Die Pause ist vorbei
Über 2.000 Arbeitsstunden für die Walcker-Orgel in Eisendorf
Fast ein Jahr lang musste die Orgel schweigen. Mit einem festlichen Orgelkonzert zu Neujahr konnte das Instrument in der Stadtkirche Eisenberg im pfälzischen Donnersbergkreis offiziell wieder in Dienst gestellt werden. Dafür war einiges an Arbeit nötig.
Wer schon einmal in das Innere einer Orgel blicken konnte, der weiß, wie komplex sie aufgebaut ist und wie filigran die einzelnen Teile sein können. Da sind zum Beispiel unzählige kleine Bälgchen, die den Luftstrom – den Orgelwind – in der Orgel steuern. Die müssen äußerst präzise gearbeitet sein, damit im richtigen Augenblick die Luft in die richtige Pfeife strömen kann. Fast 400 Arbeitsstunden wurden in Eisenberg darauf verwendet, all diese Bälgchen von Hand zu kleben. Insgesamt wurden für die Sanierung 2.003 Arbeitsstunden benötigt, ist im Gemeindebrief der Kirche nachzulesen.
Die Stiftung Orgelklang hatte die Sanierungsmaßnahme der „Orgel des Monats September 2019“ mit 4.000 Euro gefördert, am Ende ist das Ganze zwar etwas teuer als die ursprünglich geplanten 85.000 Euro geworden, aber die Gemeinde konnte die Mehrkosten auffangen. Ursprünglich hatte die Errichtung des Instruments übrigens 12.720 Mark gekostet.

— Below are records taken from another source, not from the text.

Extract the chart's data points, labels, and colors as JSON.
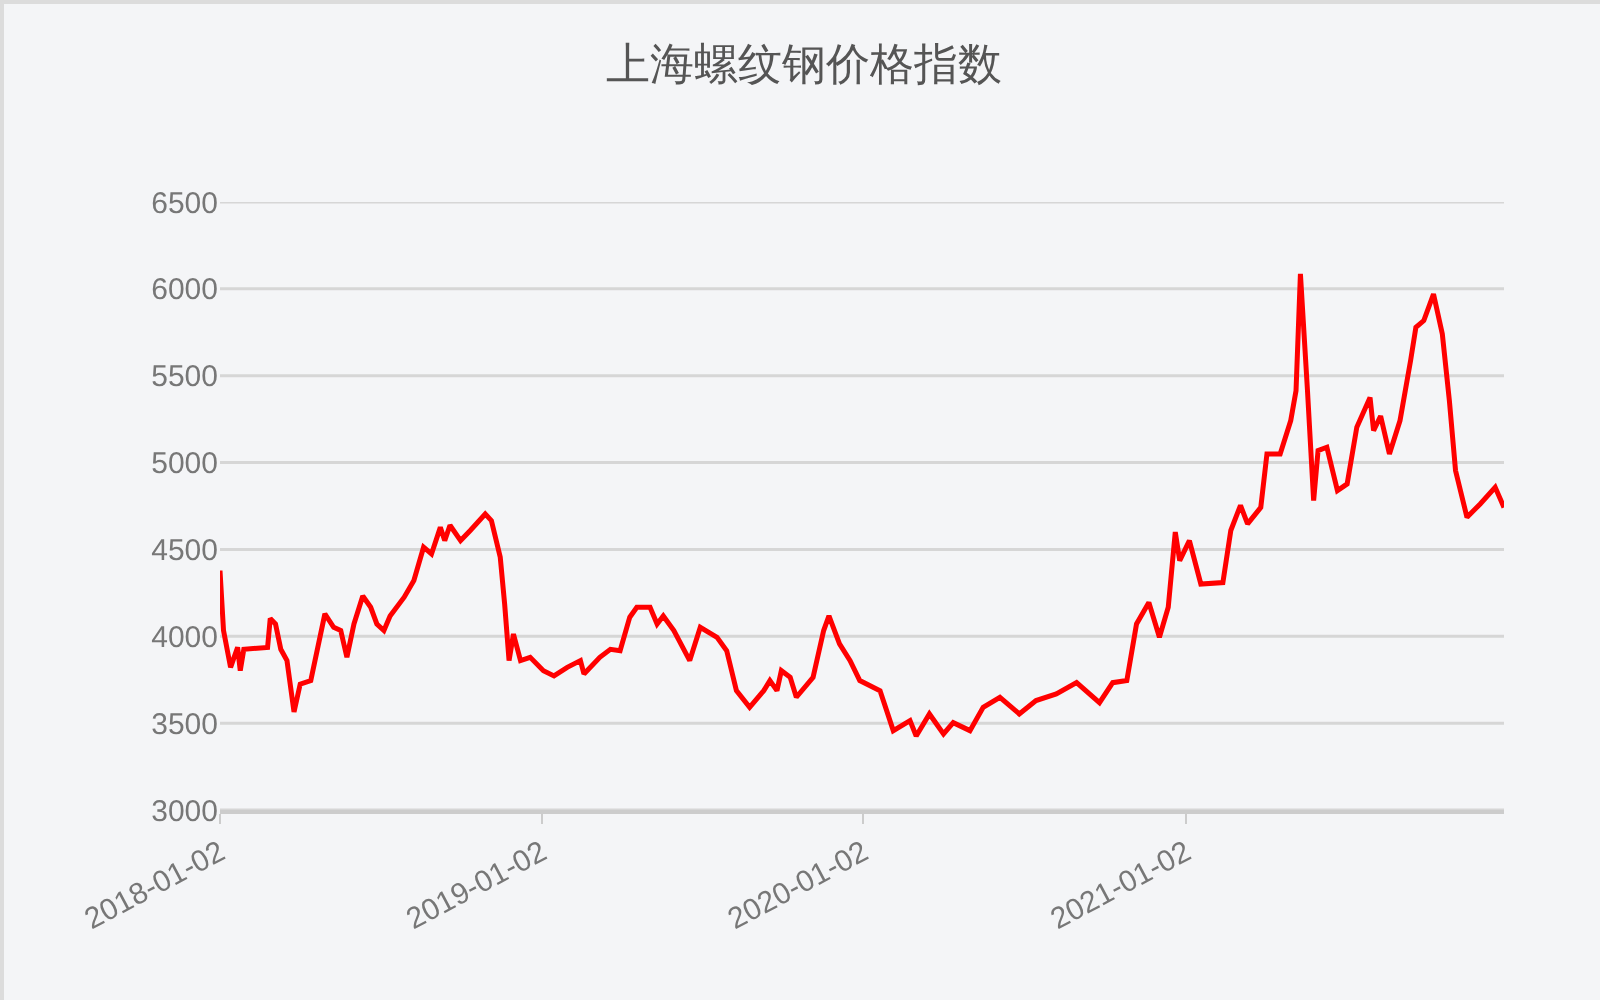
{
  "chart_data": {
    "type": "line",
    "title": "上海螺纹钢价格指数",
    "x": [
      "2018-01-02",
      "2018-01-06",
      "2018-01-14",
      "2018-01-22",
      "2018-01-25",
      "2018-01-29",
      "2018-02-25",
      "2018-02-28",
      "2018-03-06",
      "2018-03-12",
      "2018-03-19",
      "2018-03-27",
      "2018-04-03",
      "2018-04-15",
      "2018-05-01",
      "2018-05-11",
      "2018-05-19",
      "2018-05-26",
      "2018-06-03",
      "2018-06-13",
      "2018-06-22",
      "2018-06-29",
      "2018-07-07",
      "2018-07-14",
      "2018-07-30",
      "2018-08-10",
      "2018-08-21",
      "2018-08-30",
      "2018-09-09",
      "2018-09-14",
      "2018-09-20",
      "2018-10-02",
      "2018-10-13",
      "2018-10-30",
      "2018-11-06",
      "2018-11-16",
      "2018-11-21",
      "2018-11-26",
      "2018-12-01",
      "2018-12-09",
      "2018-12-20",
      "2019-01-04",
      "2019-01-16",
      "2019-01-31",
      "2019-02-15",
      "2019-02-19",
      "2019-03-09",
      "2019-03-21",
      "2019-04-01",
      "2019-04-12",
      "2019-04-20",
      "2019-05-05",
      "2019-05-13",
      "2019-05-20",
      "2019-06-01",
      "2019-06-19",
      "2019-07-01",
      "2019-07-20",
      "2019-07-31",
      "2019-08-11",
      "2019-08-26",
      "2019-09-11",
      "2019-09-18",
      "2019-09-26",
      "2019-10-01",
      "2019-10-11",
      "2019-10-18",
      "2019-11-06",
      "2019-11-18",
      "2019-11-24",
      "2019-12-06",
      "2019-12-18",
      "2019-12-29",
      "2020-01-21",
      "2020-02-05",
      "2020-02-24",
      "2020-03-02",
      "2020-03-17",
      "2020-04-02",
      "2020-04-13",
      "2020-05-02",
      "2020-05-17",
      "2020-06-05",
      "2020-06-27",
      "2020-07-16",
      "2020-08-08",
      "2020-08-31",
      "2020-09-26",
      "2020-10-11",
      "2020-10-27",
      "2020-11-07",
      "2020-11-21",
      "2020-12-03",
      "2020-12-13",
      "2020-12-21",
      "2020-12-26",
      "2021-01-06",
      "2021-01-19",
      "2021-02-13",
      "2021-02-22",
      "2021-03-05",
      "2021-03-13",
      "2021-03-28",
      "2021-04-04",
      "2021-04-19",
      "2021-05-01",
      "2021-05-07",
      "2021-05-12",
      "2021-05-20",
      "2021-05-27",
      "2021-06-01",
      "2021-06-11",
      "2021-06-23",
      "2021-07-04",
      "2021-07-15",
      "2021-07-30",
      "2021-08-03",
      "2021-08-11",
      "2021-08-21",
      "2021-09-02",
      "2021-09-14",
      "2021-09-20",
      "2021-09-29",
      "2021-10-10",
      "2021-10-20",
      "2021-10-28",
      "2021-11-04",
      "2021-11-17",
      "2021-12-02",
      "2021-12-19",
      "2021-12-29"
    ],
    "series": [
      {
        "color": "#ff0000",
        "values": [
          4378,
          4033,
          3821,
          3936,
          3802,
          3925,
          3936,
          4102,
          4071,
          3925,
          3860,
          3564,
          3725,
          3745,
          4129,
          4052,
          4033,
          3879,
          4071,
          4232,
          4167,
          4071,
          4033,
          4117,
          4225,
          4321,
          4513,
          4474,
          4627,
          4551,
          4639,
          4551,
          4609,
          4704,
          4666,
          4455,
          4186,
          3860,
          4013,
          3860,
          3879,
          3802,
          3772,
          3821,
          3860,
          3783,
          3879,
          3925,
          3917,
          4110,
          4167,
          4167,
          4071,
          4117,
          4033,
          3860,
          4052,
          3994,
          3917,
          3687,
          3591,
          3687,
          3745,
          3687,
          3802,
          3764,
          3649,
          3764,
          4033,
          4117,
          3956,
          3860,
          3745,
          3687,
          3457,
          3515,
          3426,
          3553,
          3438,
          3503,
          3457,
          3591,
          3649,
          3553,
          3630,
          3668,
          3733,
          3618,
          3733,
          3745,
          4071,
          4194,
          3994,
          4167,
          4600,
          4436,
          4551,
          4301,
          4309,
          4609,
          4754,
          4647,
          4742,
          5049,
          5049,
          5242,
          5414,
          6086,
          5414,
          4781,
          5069,
          5088,
          4839,
          4877,
          5204,
          5375,
          5184,
          5268,
          5049,
          5242,
          5587,
          5778,
          5817,
          5970,
          5740,
          5357,
          4954,
          4685,
          4762,
          4858,
          4742
        ]
      }
    ],
    "xlim": [
      "2018-01-02",
      "2021-12-29"
    ],
    "xticks": [
      "2018-01-02",
      "2019-01-02",
      "2020-01-02",
      "2021-01-02"
    ],
    "ylim": [
      3000,
      6500
    ],
    "yticks": [
      3000,
      3500,
      4000,
      4500,
      5000,
      5500,
      6000,
      6500
    ],
    "grid": "y",
    "marker": "none",
    "line_style": "solid"
  }
}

Der verbrauchte Hauptblasebalg der Orgel (c) Kirchengemeinde Eisenberg
Blasebald nach der Sanierung - eine exakte und präzise Luftströmung ist für den Klang unerlässlich. (c) Kirchengemeinde Eisenberg
Viele tausend Holzteile, die mit neuem Leder bespannt als kleiner Blasebalg die einzelnen Pfeifen ansteuern. (c) Kirchengemeinde Eisenberg
Der Unterbau der Orgel wird repariert und gereinigt. (c) Kirchengemeinde Eisenberg
Fingerspitzengefühl und geduldige Kleinarbeit: über 2.000 Bälgchen müssen verbunden und mit den Ventilen optimal ausgerichtet werden. (c) Kirchengemeinde Eisenberg
Meilenstein: größere Pfeifen wurden vor Ort genereinigt, gerichtet und gestimmt. (c) Kirchengemeinde Eisenberg
In großer Geduldsarbeit werden die Pfeifen Reihe für Reihe wieder eingebaut und ausgerichtet. (c) Kirchengemeinde Eisenberg
Zum ersten Mal kommt wieder Luft auf die Pfeifen - ein großer Moment für die Orgelbauer! (c) Kirchengemeinde Eisenberg
Nicht nur die Töne müssen exakt gestimmt sein, sondern Lautstärke und Klangfarbe werden detailliert abgestimmt. (c) Kirchengemeinde Eisenberg
Über 2.106 Pfeifen verfügt die Orgel, die 1900 von der renommierten Firma E.F. Walcker aus Ludwigsburg als Opus 874 geschaffen wurde. Im Zuge der Sanierung wurden alle Pfeifen ausgebaut, gründlich gereinigt, repariert, gestimmt und wieder eingebaut. Die beauftragte Orgelwerkstatt Christian Scheffler GmbH aus Jacobsdorf bei Frankfurt an der Oder hat hier hervorragende Arbeit geleistet – das hat der zuständige Orgelsachverständige schon am Buß- und Bettag des vergangenen Jahres festgestellt.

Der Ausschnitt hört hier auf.